The main point of our big American road trip was to make sure we were in the right place to watch the solar eclipse on the 21st August 2017. I would love to claim some of the credit for all the research that went into the final decision making, but for that I have to thank my astronomy loving travel companions. They worked out that the best place for us to go was Gallatin in Tennessee. Here we would be able to witness complete totality for a whole 2 minutes and 40 seconds. I did not appreciate the significance of this at all…until we got there.
On the morning, we were all up early and eager to get moving. Our main plan was to drive to Gallatin as early as possible in order to find a suitable place to park and an ideal location to watch the eclipse. We had read online that the main park in Gallatin would be set up for eclipse watchers and parking would be available, but we had absolutely no idea how busy it might get. We also had a long list of alternative plans in preparation for bad traffic, cloud coverage, parking issues, necessary toilet breaks, unnecessary toilet breaks and natural disasters.
We were very impressed by the number of people en-route who had set up their driveways as parking for the eclipse. Prices ranged from $20-$30. We decided to stay strong and get as close to the park as possible. Traffic wasn’t too bad and we still had time. A regular check of weather reports, and the noticeable addition of a mostly blue sky and rapidly soaring temperatures, was reassuring. I’m glad we did keep going to the park as there the parking was free. It was also filling up fast. I’m not sure Gallatin has ever had to host quite so many people before.
We quickly realised we had come vastly underprepared as we passed by groups with their own gazebos, deckchairs, portable fans, sound systems, coolers, telescopes, cameras and snack carts. We’d arrived with a camera, a picnic blanket and a half-empty cool box with some Capri-Suns and a couple of packets of crisps. We found a spot with some shade and Laura and I went to discover what else the park had to offer.
We did not get far. On one of the fields was a stage on which two ladies from the radio were desperately trying to pretend they weren’t melting. There was also a first aid stand handing out small bottles of water next to a fan mister. We could see people wandering about with deliciously refreshing watermelon, but I was pretty sure I would die before I could possibly find it. Instead we took some water and headed back to our spot.
There was still a lot of time to kill, so the kids made friends with more kids over a shared Pokemon interest. In the meantime, Rob and Arfon got busy turning my SLR into a solar friendly camera using eclipse glasses and a beer box. They called him Samuel.
The atmosphere was amazing. People had travelled from all over the world to be there and everyone was excited to see it begin.

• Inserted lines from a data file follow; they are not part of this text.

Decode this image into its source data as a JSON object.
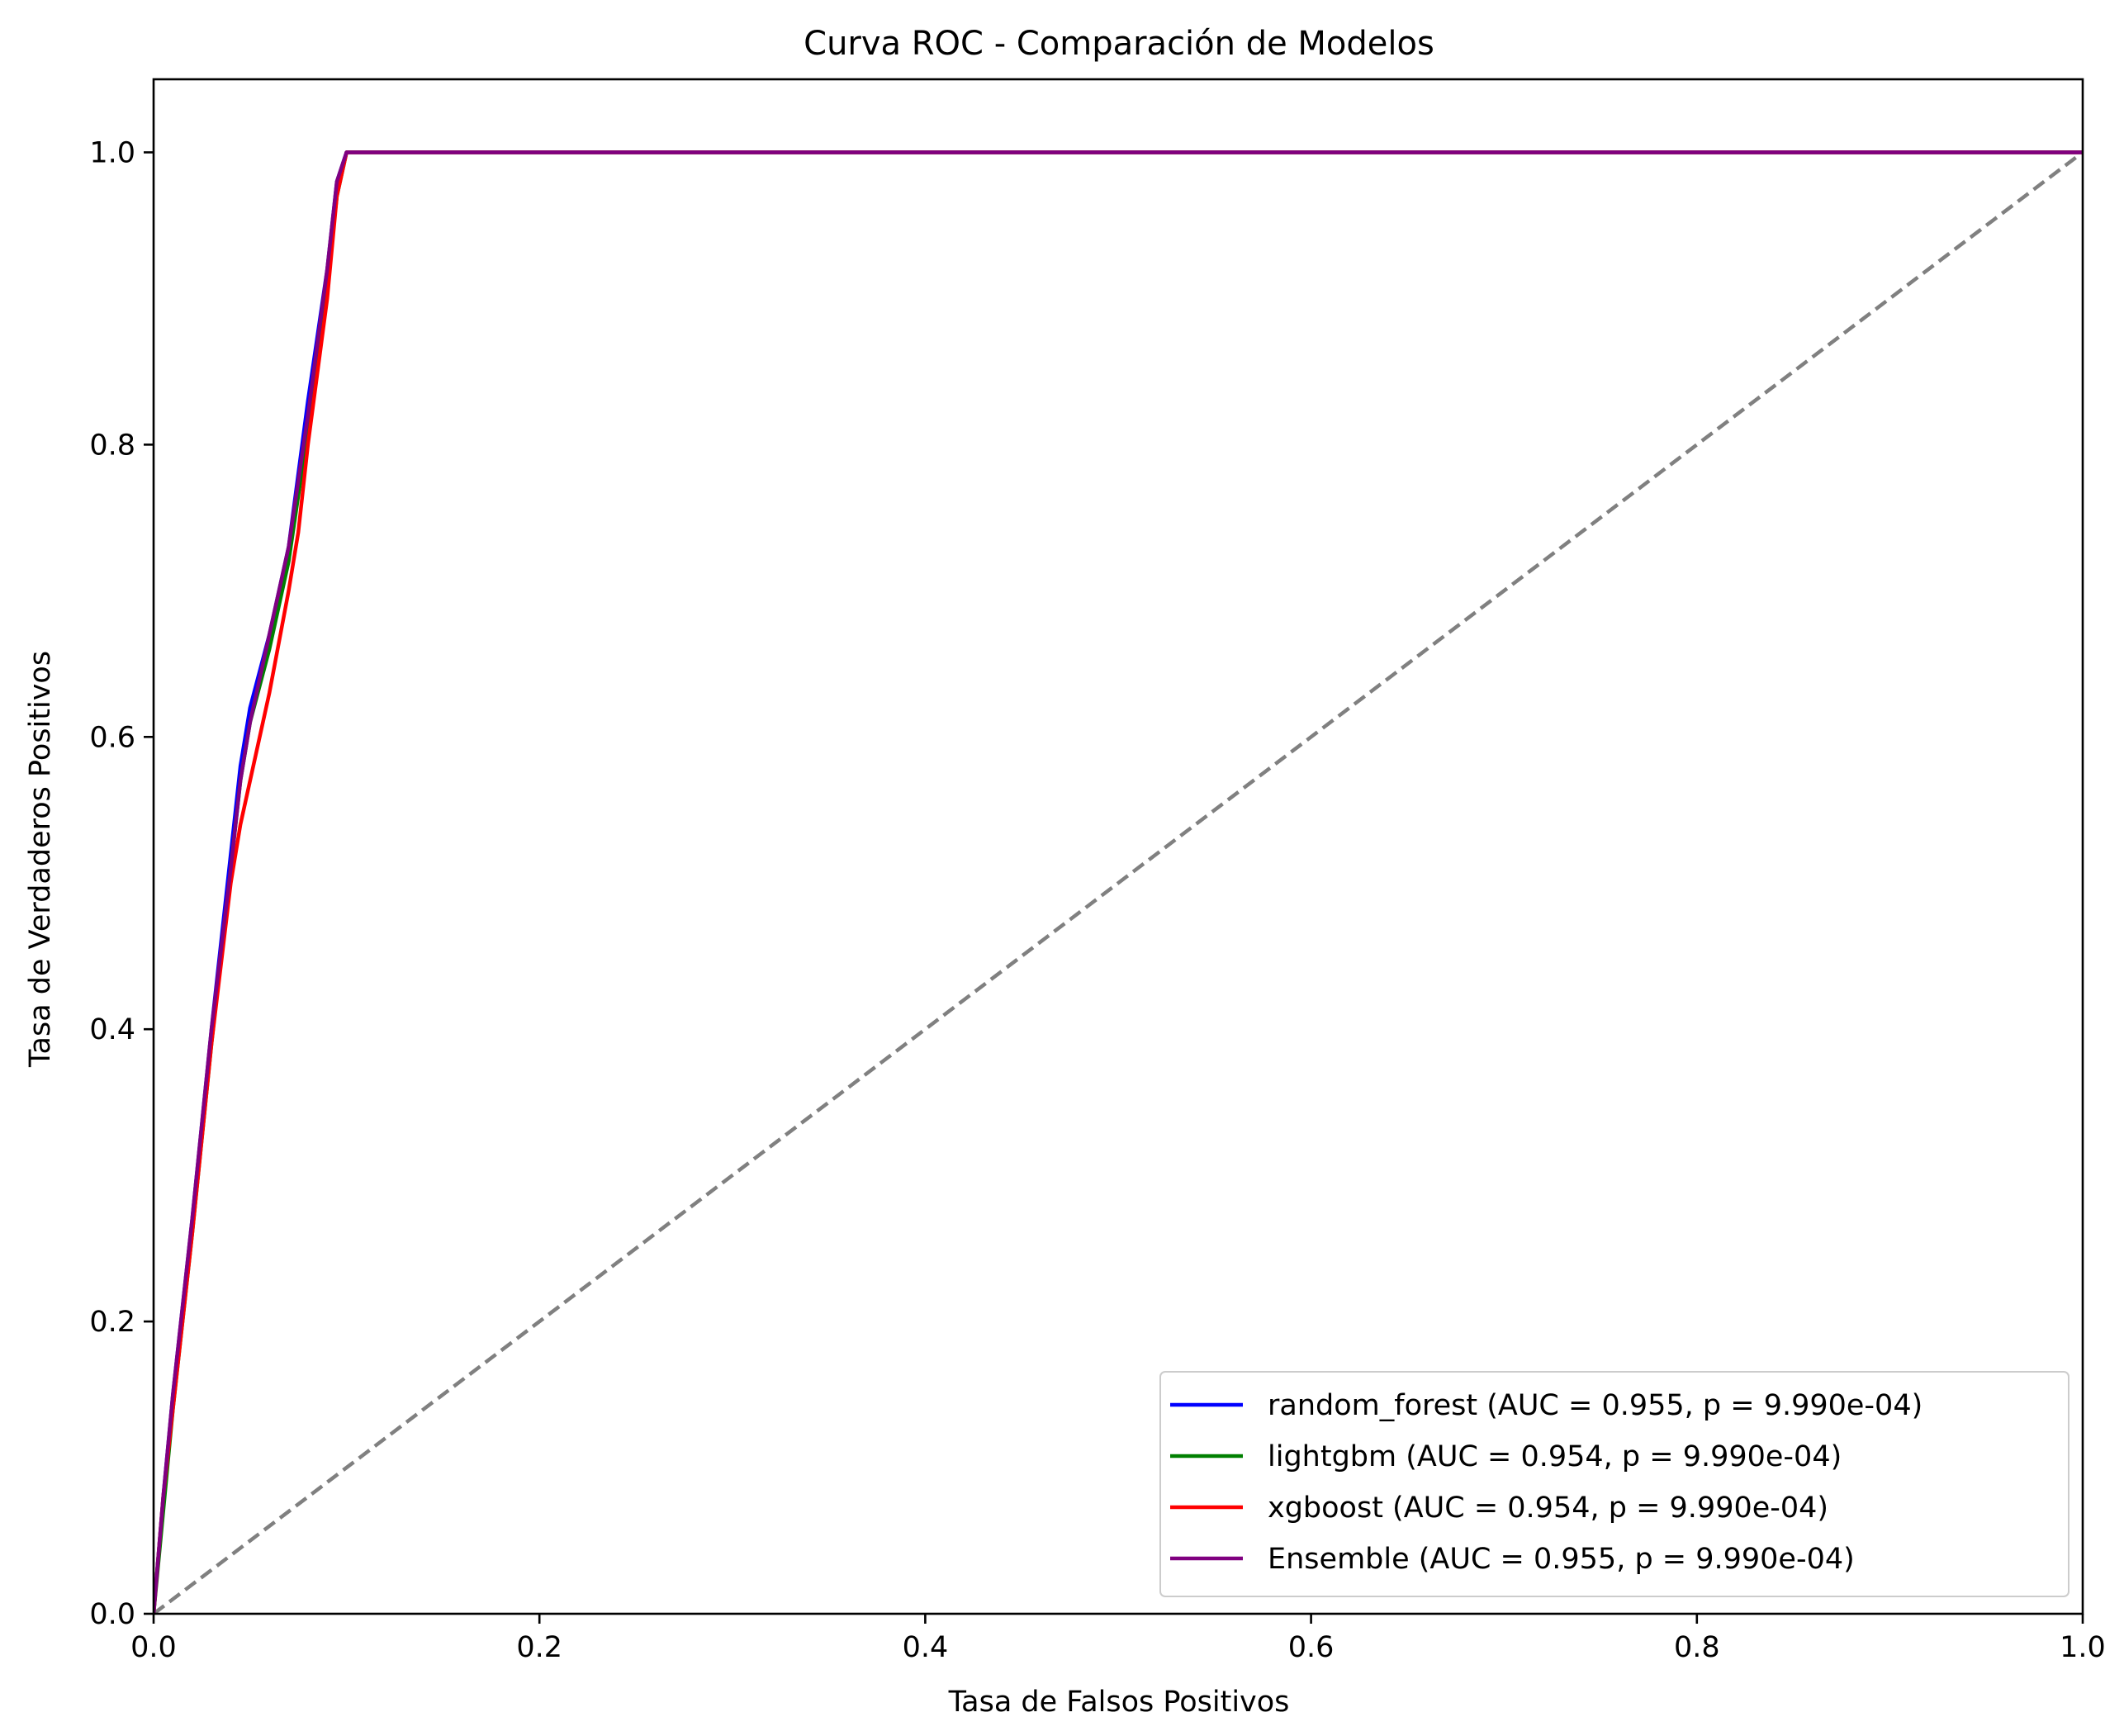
{
  "chart_data": {
    "type": "line",
    "title": "Curva ROC - Comparación de Modelos",
    "xlabel": "Tasa de Falsos Positivos",
    "ylabel": "Tasa de Verdaderos Positivos",
    "xlim": [
      0.0,
      1.0
    ],
    "ylim": [
      0.0,
      1.05
    ],
    "xticks": [
      0.0,
      0.2,
      0.4,
      0.6,
      0.8,
      1.0
    ],
    "yticks": [
      0.0,
      0.2,
      0.4,
      0.6,
      0.8,
      1.0
    ],
    "xtick_labels": [
      "0.0",
      "0.2",
      "0.4",
      "0.6",
      "0.8",
      "1.0"
    ],
    "ytick_labels": [
      "0.0",
      "0.2",
      "0.4",
      "0.6",
      "0.8",
      "1.0"
    ],
    "grid": false,
    "legend_position": "lower-right",
    "series": [
      {
        "name": "random_forest (AUC = 0.955, p = 9.990e-04)",
        "color": "#0000ff",
        "x": [
          0.0,
          0.005,
          0.01,
          0.02,
          0.03,
          0.04,
          0.045,
          0.05,
          0.06,
          0.07,
          0.08,
          0.09,
          0.095,
          0.1,
          0.2,
          0.4,
          0.6,
          0.8,
          1.0
        ],
        "y": [
          0.0,
          0.08,
          0.15,
          0.27,
          0.4,
          0.52,
          0.58,
          0.62,
          0.67,
          0.73,
          0.83,
          0.92,
          0.98,
          1.0,
          1.0,
          1.0,
          1.0,
          1.0,
          1.0
        ]
      },
      {
        "name": "lightgbm (AUC = 0.954, p = 9.990e-04)",
        "color": "#008000",
        "x": [
          0.0,
          0.005,
          0.01,
          0.02,
          0.03,
          0.04,
          0.045,
          0.05,
          0.06,
          0.07,
          0.08,
          0.09,
          0.095,
          0.1,
          0.2,
          0.4,
          0.6,
          0.8,
          1.0
        ],
        "y": [
          0.0,
          0.07,
          0.14,
          0.26,
          0.39,
          0.51,
          0.57,
          0.61,
          0.66,
          0.72,
          0.81,
          0.91,
          0.97,
          1.0,
          1.0,
          1.0,
          1.0,
          1.0,
          1.0
        ]
      },
      {
        "name": "xgboost (AUC = 0.954, p = 9.990e-04)",
        "color": "#ff0000",
        "x": [
          0.0,
          0.005,
          0.01,
          0.02,
          0.03,
          0.04,
          0.045,
          0.05,
          0.06,
          0.07,
          0.075,
          0.08,
          0.09,
          0.095,
          0.1,
          0.2,
          0.4,
          0.6,
          0.8,
          1.0
        ],
        "y": [
          0.0,
          0.08,
          0.14,
          0.26,
          0.39,
          0.5,
          0.54,
          0.57,
          0.63,
          0.7,
          0.74,
          0.8,
          0.9,
          0.97,
          1.0,
          1.0,
          1.0,
          1.0,
          1.0,
          1.0
        ]
      },
      {
        "name": "Ensemble (AUC = 0.955, p = 9.990e-04)",
        "color": "#800080",
        "x": [
          0.0,
          0.005,
          0.01,
          0.02,
          0.03,
          0.04,
          0.045,
          0.05,
          0.06,
          0.07,
          0.08,
          0.09,
          0.095,
          0.1,
          0.2,
          0.4,
          0.6,
          0.8,
          1.0
        ],
        "y": [
          0.0,
          0.08,
          0.15,
          0.27,
          0.4,
          0.51,
          0.57,
          0.61,
          0.67,
          0.73,
          0.82,
          0.92,
          0.98,
          1.0,
          1.0,
          1.0,
          1.0,
          1.0,
          1.0
        ]
      }
    ],
    "reference_line": {
      "style": "dashed",
      "color": "#808080",
      "x": [
        0.0,
        1.0
      ],
      "y": [
        0.0,
        1.0
      ]
    }
  }
}
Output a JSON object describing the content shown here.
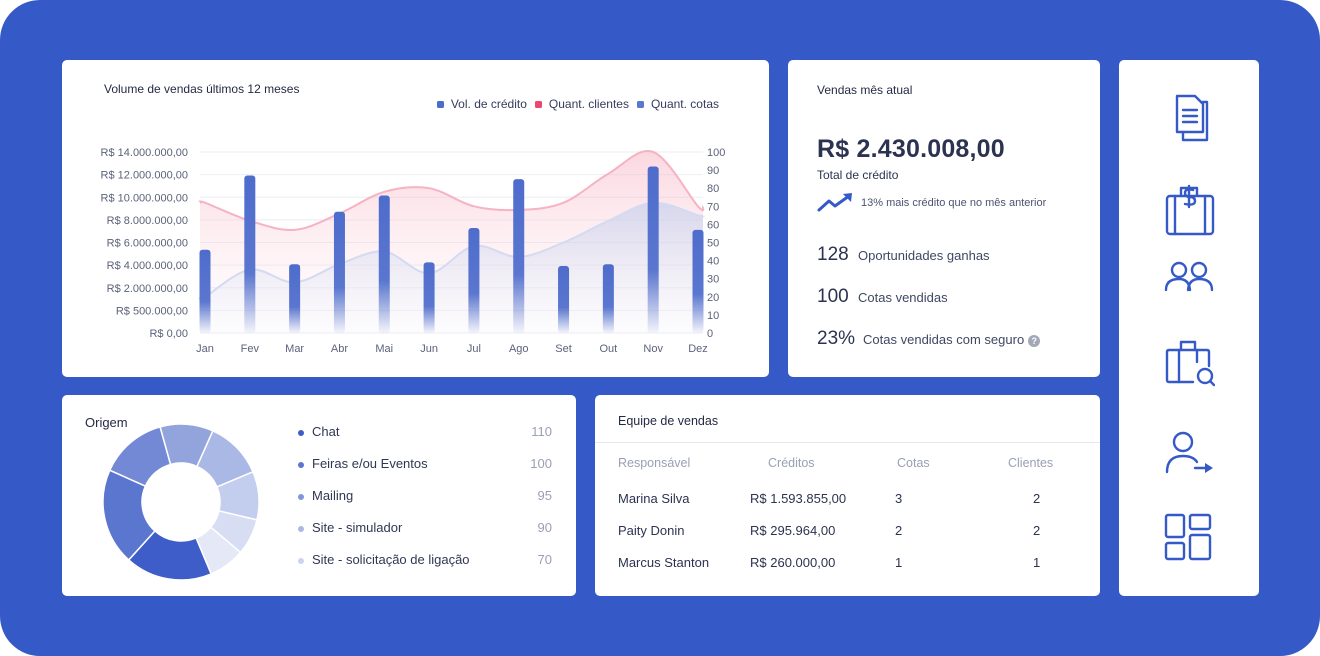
{
  "chart": {
    "title": "Volume de vendas últimos 12 meses",
    "legend": [
      {
        "label": "Vol. de crédito",
        "color": "#4e6ccc"
      },
      {
        "label": "Quant. clientes",
        "color": "#f0466e"
      },
      {
        "label": "Quant. cotas",
        "color": "#5b78cf"
      }
    ]
  },
  "chart_data": {
    "type": "bar",
    "title": "Volume de vendas últimos 12 meses",
    "categories": [
      "Jan",
      "Fev",
      "Mar",
      "Abr",
      "Mai",
      "Jun",
      "Jul",
      "Ago",
      "Set",
      "Out",
      "Nov",
      "Dez"
    ],
    "left_ticks": [
      "R$ 14.000.000,00",
      "R$ 12.000.000,00",
      "R$ 10.000.000,00",
      "R$ 8.000.000,00",
      "R$ 6.000.000,00",
      "R$ 4.000.000,00",
      "R$ 2.000.000,00",
      "R$ 500.000,00",
      "R$ 0,00"
    ],
    "right_ticks": [
      "100",
      "90",
      "80",
      "70",
      "60",
      "50",
      "40",
      "30",
      "20",
      "10",
      "0"
    ],
    "right_ylim": [
      0,
      100
    ],
    "series": [
      {
        "name": "Vol. de crédito",
        "axis": "right",
        "type": "bar",
        "values": [
          46,
          87,
          38,
          67,
          76,
          39,
          58,
          85,
          37,
          38,
          92,
          57
        ]
      },
      {
        "name": "Quant. clientes",
        "axis": "right",
        "type": "area",
        "values": [
          72,
          62,
          57,
          66,
          78,
          80,
          70,
          68,
          72,
          88,
          100,
          70
        ]
      },
      {
        "name": "Quant. cotas",
        "axis": "right",
        "type": "area",
        "values": [
          20,
          35,
          28,
          38,
          45,
          33,
          48,
          42,
          50,
          62,
          72,
          65
        ]
      }
    ],
    "grid": true,
    "legend_position": "top-right"
  },
  "sales": {
    "title": "Vendas mês atual",
    "amount": "R$ 2.430.008,00",
    "amount_label": "Total de crédito",
    "trend_text": "13% mais crédito que no mês anterior",
    "stats": [
      {
        "value": "128",
        "label": "Oportunidades ganhas"
      },
      {
        "value": "100",
        "label": "Cotas vendidas"
      },
      {
        "value": "23%",
        "label": "Cotas vendidas com seguro"
      }
    ],
    "help_glyph": "?"
  },
  "sidebar": {
    "items": [
      {
        "icon": "documents-icon"
      },
      {
        "icon": "money-bag-icon"
      },
      {
        "icon": "users-icon"
      },
      {
        "icon": "briefcase-search-icon"
      },
      {
        "icon": "user-transfer-icon"
      },
      {
        "icon": "dashboard-grid-icon"
      }
    ],
    "accent": "#3559c7"
  },
  "origin": {
    "title": "Origem",
    "items": [
      {
        "label": "Chat",
        "value": "110",
        "color": "#3e5dc9"
      },
      {
        "label": "Feiras e/ou Eventos",
        "value": "100",
        "color": "#5b76cf"
      },
      {
        "label": "Mailing",
        "value": "95",
        "color": "#8195d9"
      },
      {
        "label": "Site - simulador",
        "value": "90",
        "color": "#aab8e6"
      },
      {
        "label": "Site - solicitação de ligação",
        "value": "70",
        "color": "#ccd4f0"
      }
    ]
  },
  "team": {
    "title": "Equipe de vendas",
    "columns": [
      "Responsável",
      "Créditos",
      "Cotas",
      "Clientes"
    ],
    "rows": [
      {
        "name": "Marina Silva",
        "credits": "R$ 1.593.855,00",
        "quotas": "3",
        "clients": "2"
      },
      {
        "name": "Paity Donin",
        "credits": "R$ 295.964,00",
        "quotas": "2",
        "clients": "2"
      },
      {
        "name": "Marcus Stanton",
        "credits": "R$ 260.000,00",
        "quotas": "1",
        "clients": "1"
      }
    ]
  }
}
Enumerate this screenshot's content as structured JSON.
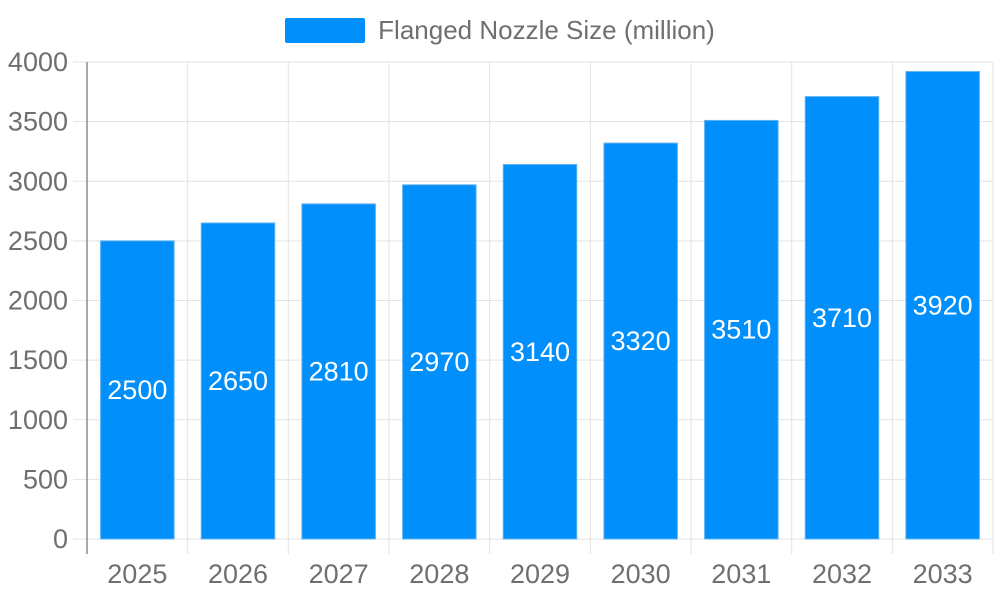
{
  "legend": {
    "swatch_color": "#008FFB"
  },
  "chart_data": {
    "type": "bar",
    "title": "",
    "xlabel": "",
    "ylabel": "",
    "categories": [
      "2025",
      "2026",
      "2027",
      "2028",
      "2029",
      "2030",
      "2031",
      "2032",
      "2033"
    ],
    "series": [
      {
        "name": "Flanged Nozzle Size (million)",
        "values": [
          2500,
          2650,
          2810,
          2970,
          3140,
          3320,
          3510,
          3710,
          3920
        ],
        "color": "#008FFB"
      }
    ],
    "ylim": [
      0,
      4000
    ],
    "yticks": [
      0,
      500,
      1000,
      1500,
      2000,
      2500,
      3000,
      3500,
      4000
    ],
    "grid": true,
    "legend_position": "top",
    "bar_value_labels": true,
    "bar_label_position": "middle",
    "colors": {
      "bar": "#008FFB",
      "bar_edge": "#5cb2f2",
      "bar_label_text": "#ffffff",
      "axis_text": "#6f6f6f",
      "grid_line": "#e3e3e3",
      "axis_line": "#8b8b8b"
    }
  }
}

The moon slowly started to cover the sun at around midday but would take about an hour and a half to reach totality. At first we didn’t really notice much, but slowly we began to see the shape of the moon appear in front of the sun. It was fascinating to see the shadows change shape. We even used our hands to make pinhole cameras.
It was as totality approached that we began to notice the most changes. The air temperature dropped significantly and quite dramatically. The sky became dulled, as if it were a cloudy day, and then began to look like the sun was setting in fast forward. Across the horizon we could see the colours of dusk, but the sun was still directly above us. At this point everything grew quiet and then the crickets burst into song. There was a beautiful moment as the diamond ring effect occurred and then darkness. Not complete, nighttime darkness, just an early evening sort of darkness. The crowds all clapped and cheered. A couple of dogs even howled. The children ran around in excitement and people (possibly me) became quite emotional. It was beautiful and significant and I feel incredibly lucky to have witnessed it.
Then, in not time at all, it was over. The moon moved the tiniest amount (comparatively) and the sunlight burst through again. Suddenly we were witnessing sunrise in fast forward. The birds tag teamed out the crickets and the world was back to normal.
I don’t think I can put into words just how much this experience affected me and I would highly recommend for everyone to try and see an eclipse some day. I left feeling so small and yet a part of something vast and significant. Rob took some incredible pictures of it happening. I have narrowed down the hundreds to these three favourites:
As we sat in the carpark singing along to Bonnie Tyler (It took a very long time to leave), we watched as the moon slowly carried on its way, and the sun slowly began to cook us once again. We also began researching when the next total eclipse might be… and how we might get there.